Common Myths About Domestic Violence & Abuse

This page aims to debunk some commonly heard myths about Domestic Violence & Abuse (DV&A) and how it affects people.

Myth: ‘Abuse doesn’t happen in same-sex relationships or with Transgender people’

Fact: Anyone can experience DV&A from a same or opposite sex partner and can do so regardless of the gender identity of either person. In some cases, abusers will use the process of “coming out” or transition as an additional form of control.

Myth: ‘It only happens in poor families or ethnic minority families’

Fact: DV&A does not discriminate. It can affect anyone regardless of age, culture, ethnicity, social class, religion, ability, gender or sexual orientation. Abusers are as likely to be doctors, lecturers or accountants as they are cleaners, taxi drivers or unemployed.

Myth: ‘Domestic abuse is a private, family matter – we shouldn’t get involved’

Fact: DV&A is a crime, even though it is often committed at home and in private, it is still a crime. It is against the law. DV&A affects every aspect of a victim-survivor’s life including other family relationships, friendships, their children, work and general day to day activities.

Myth: ‘If the abuse is that bad, why don’t they leave’

Fact: People may stay in an abusive relationship for many reasons and it can be extremely difficult to leave an abusive relationship:

  • They may hope that the abuse was a ‘one off’ or that the abuse will stop.
  • They may stay because of fear, for example the abuser may make threats against them or the children, to hurt him/herself, or against other family members or pets.
  • They may have been isolated by the abuser so they have no network of family/friends to turn to for help, and/or may not know where else to access support.
  • There could be cultural issues and pressure to stay, or language barriers, if the victim-survivor’s first language isn’t English.
  • Their self-confidence and self-esteem may have been so eroded, or they may be financially dependent on abuser that they may believe they are unable to manage on their own.
  • The abuser may be controlling the victim-survivor’s finances, making it difficult to leave.
  • They may fear their children would be separated from them if they leave.

Myth: ‘If children don’t see the violence, they won’t be affected’

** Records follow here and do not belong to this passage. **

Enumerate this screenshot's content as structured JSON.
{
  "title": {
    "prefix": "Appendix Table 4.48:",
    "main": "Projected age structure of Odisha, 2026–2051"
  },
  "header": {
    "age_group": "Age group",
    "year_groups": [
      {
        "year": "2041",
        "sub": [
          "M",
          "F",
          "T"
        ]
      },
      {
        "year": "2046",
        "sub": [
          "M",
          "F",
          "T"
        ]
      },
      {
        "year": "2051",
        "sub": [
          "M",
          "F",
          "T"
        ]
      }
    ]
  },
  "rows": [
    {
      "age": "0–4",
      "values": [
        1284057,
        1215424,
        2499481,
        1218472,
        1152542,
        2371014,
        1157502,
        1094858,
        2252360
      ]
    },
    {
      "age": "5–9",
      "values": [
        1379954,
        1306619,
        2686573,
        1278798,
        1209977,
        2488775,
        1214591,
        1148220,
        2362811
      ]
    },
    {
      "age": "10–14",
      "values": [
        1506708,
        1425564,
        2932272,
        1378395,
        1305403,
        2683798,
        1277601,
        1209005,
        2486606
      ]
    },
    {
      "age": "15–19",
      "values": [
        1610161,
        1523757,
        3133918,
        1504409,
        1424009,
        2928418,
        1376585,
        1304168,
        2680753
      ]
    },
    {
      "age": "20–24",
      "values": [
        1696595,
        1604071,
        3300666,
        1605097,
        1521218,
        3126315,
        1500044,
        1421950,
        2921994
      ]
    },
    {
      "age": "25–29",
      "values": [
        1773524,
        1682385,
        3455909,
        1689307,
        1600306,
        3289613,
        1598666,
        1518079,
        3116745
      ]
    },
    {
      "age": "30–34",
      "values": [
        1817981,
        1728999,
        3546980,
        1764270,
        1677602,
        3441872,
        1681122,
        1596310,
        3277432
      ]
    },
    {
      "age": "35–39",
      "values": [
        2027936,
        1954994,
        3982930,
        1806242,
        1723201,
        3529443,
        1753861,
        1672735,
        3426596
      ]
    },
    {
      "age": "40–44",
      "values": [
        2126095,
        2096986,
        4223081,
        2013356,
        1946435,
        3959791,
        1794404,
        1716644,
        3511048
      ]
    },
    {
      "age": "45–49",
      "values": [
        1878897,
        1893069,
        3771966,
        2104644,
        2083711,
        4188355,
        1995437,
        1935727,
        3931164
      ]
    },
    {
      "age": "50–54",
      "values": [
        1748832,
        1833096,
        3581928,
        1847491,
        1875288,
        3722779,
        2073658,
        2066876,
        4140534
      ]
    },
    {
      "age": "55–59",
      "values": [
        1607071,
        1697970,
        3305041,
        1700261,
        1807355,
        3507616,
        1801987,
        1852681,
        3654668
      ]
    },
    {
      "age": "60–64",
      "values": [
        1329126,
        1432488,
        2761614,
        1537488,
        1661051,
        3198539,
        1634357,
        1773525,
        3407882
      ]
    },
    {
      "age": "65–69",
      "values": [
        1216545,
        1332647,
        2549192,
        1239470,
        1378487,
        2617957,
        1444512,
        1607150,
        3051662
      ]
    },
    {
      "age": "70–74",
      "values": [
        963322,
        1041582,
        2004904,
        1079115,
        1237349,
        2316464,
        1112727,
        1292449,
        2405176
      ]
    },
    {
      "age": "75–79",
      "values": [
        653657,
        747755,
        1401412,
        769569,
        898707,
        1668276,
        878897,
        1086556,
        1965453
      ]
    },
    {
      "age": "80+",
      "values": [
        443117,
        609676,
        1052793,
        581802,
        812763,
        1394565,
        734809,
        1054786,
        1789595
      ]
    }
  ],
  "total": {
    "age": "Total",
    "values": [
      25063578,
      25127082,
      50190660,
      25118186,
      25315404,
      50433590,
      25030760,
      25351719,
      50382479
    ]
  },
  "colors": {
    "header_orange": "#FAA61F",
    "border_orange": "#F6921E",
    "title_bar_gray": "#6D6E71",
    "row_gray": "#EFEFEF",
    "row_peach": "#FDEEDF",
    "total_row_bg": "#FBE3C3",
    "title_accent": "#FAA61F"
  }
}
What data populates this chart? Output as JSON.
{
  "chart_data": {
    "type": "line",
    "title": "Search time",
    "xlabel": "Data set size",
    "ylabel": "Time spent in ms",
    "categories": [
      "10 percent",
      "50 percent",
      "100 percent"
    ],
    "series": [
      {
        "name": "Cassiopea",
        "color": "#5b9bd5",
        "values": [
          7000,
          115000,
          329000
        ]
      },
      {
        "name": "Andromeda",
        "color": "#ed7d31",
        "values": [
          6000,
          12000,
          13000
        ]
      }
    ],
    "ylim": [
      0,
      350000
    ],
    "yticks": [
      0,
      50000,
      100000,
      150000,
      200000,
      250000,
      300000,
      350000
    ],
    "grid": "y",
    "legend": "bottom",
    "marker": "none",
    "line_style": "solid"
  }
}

Fact: Research shows that 90% of children are in the same or the next room when violence occurs, so even if they didn’t see it, they do usually hear it. These experiences can affect them in both the short and long term. The emotional effect of witnessing domestic violence is similar to the psychological trauma associated with being a victim-survivor of child abuse.

Myth: ‘It was a one-off incident’

Fact: It is extremely unusual that an incident of domestic abuse is a one-off incident. DV&A is a pattern of control and power. Generally, this will increase in severity and frequency. While the abuser may apologise for the abuse, they do not take responsibility for their actions and blame other factors, such as alcohol or the actions of the victim-survivor.

Myth: ‘DV & A is just about the violence’

Fact: This is a common myth. DV&A takes many forms and victims-survivors often say that it was the emotional abuse which had the greatest effect on them. By being constantly undermined, humiliated or criticised they can lose confidence and become anxious and nervous. This can also lead to them being increasingly isolated from family/friends and therefore more dependent on the abuser.

Myth: ‘Abusers were abused themselves’

Fact: Extensive research shows that this is not true. Growing up in a violent home is a risk factor, but this is not the case for the majority of abusers. This is not to say that children who grow up with an abusive parent are unaffected by DV&A because they are in many different ways; it does not mean that they will become abusive in their relationships. Abusers who blame violence on childhood experiences are not taking responsibility for their actions.

Myth: ‘Alcohol causes domestic abuse’

Fact: Many people who use alcohol never use violence against their partner or ex-partner and many people who do not drink are also abusive.
Some people may use alcohol as an excuse to deny responsibility for abuse. Alcohol and substance misuse do not cause DV&A, however they do complicate abusive behaviour and may increase its severity.